Reputation: 7872
I came across something rather interesting while I am playing around with the math
module for trigonometric calculations using tan
, sin
, and cos
.
As stated is all math textbooks, online source, and courses, the following is true:
tan(x) = sin(x) / cos(x)
Although I came across some precision errors while using the three trig functions with the following:
from math import tan, sin, cos
theta = -30
alpha = tan(theta)
omega = sin(theta) / cos(theta)
print(alpha, omega)
print(alpha == omega)
>>> (6.405331196646276, 6.4053311966462765)
>>> (False)
I have tried a couple of different values for theta
and the last digit of the results has been off by a tiny bit.
Is there something that I am missing?
Upvotes: 1
Views: 214
Reputation: 25992
First you should notice that the arguments of trigonometric functions are given in arc length, not in degree. Thus theta=-30 refers to an angle of -30*180/pi in degrees.
Second, the processor, and thus the calling math library, has separate internal procedures for the computation of tan and (sin, cos). The extra division operation loses 1/2 to 1 bit of precision, which explains the difference in results.
Upvotes: 1
Reputation: 152566
As you have discovered, there is a level of imprecision when comparing floating point numbers. A common way to test for "equality" is to determine a reasonable amount of difference you want to accept (commonly called "epsilon") an compare the difference between the two numbers against that maximum error:
epsilon = 1E-14
print(alpha, omega)
print(alpha == omega)
print(abs(alpha - omega) < epsilon)
Upvotes: 2
Reputation: 25528
This issue is because of the finite floating point precision (not all real numbers can be represented exactly and not all calculations with them are precise). An accessible guide is in the Python docs.
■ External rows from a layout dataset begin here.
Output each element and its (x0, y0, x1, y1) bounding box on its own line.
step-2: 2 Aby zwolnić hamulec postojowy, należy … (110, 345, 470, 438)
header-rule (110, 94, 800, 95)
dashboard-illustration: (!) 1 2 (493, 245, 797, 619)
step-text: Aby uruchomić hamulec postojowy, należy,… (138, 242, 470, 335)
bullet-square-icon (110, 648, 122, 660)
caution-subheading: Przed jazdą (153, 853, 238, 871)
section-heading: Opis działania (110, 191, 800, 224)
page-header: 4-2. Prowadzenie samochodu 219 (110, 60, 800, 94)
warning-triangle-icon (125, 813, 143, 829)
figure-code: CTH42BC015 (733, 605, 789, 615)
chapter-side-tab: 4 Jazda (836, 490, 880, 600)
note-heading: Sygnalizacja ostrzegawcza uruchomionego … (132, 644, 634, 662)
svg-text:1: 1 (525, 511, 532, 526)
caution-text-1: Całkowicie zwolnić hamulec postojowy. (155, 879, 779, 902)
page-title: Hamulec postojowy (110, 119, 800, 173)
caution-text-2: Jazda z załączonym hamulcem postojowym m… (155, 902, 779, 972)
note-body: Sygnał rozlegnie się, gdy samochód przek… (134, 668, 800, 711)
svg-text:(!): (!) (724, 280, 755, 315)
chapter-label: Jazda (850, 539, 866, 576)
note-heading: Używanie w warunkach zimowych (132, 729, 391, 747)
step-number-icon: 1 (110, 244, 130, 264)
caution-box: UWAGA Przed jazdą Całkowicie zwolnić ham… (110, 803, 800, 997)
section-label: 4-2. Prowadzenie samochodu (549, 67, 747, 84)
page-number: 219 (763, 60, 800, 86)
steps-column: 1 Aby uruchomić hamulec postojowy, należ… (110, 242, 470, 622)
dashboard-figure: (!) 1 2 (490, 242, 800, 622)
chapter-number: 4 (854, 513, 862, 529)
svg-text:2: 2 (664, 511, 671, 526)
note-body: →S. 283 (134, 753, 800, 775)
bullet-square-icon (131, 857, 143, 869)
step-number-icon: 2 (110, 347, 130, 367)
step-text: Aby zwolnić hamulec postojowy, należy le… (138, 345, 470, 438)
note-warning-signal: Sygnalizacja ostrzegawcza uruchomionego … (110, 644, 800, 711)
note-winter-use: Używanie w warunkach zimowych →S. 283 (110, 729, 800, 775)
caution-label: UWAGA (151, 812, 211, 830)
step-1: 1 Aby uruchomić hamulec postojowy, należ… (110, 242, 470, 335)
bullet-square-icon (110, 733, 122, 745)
Using the default, "double precision" floating point representation, you can never hope for better than about 15 decimal place precision and calculations involving such numbers will tend to degrade this precision (the rounding error refered to in the above comment). In the same way, you get False
from the following:
In [1]: 0.01 == (0.1)**2
Out[1]: False
because the Python isn't squaring 0.1 but the "nearest representable number" to 0.1, which is neither 0.01 nor the nearest representable number to 0.01.
D Stanley has given the correct way to test for "equality" within some absolute tolerance: (abs(a-b) < tol
) where tol
is some small number you choose to fit your expected precision.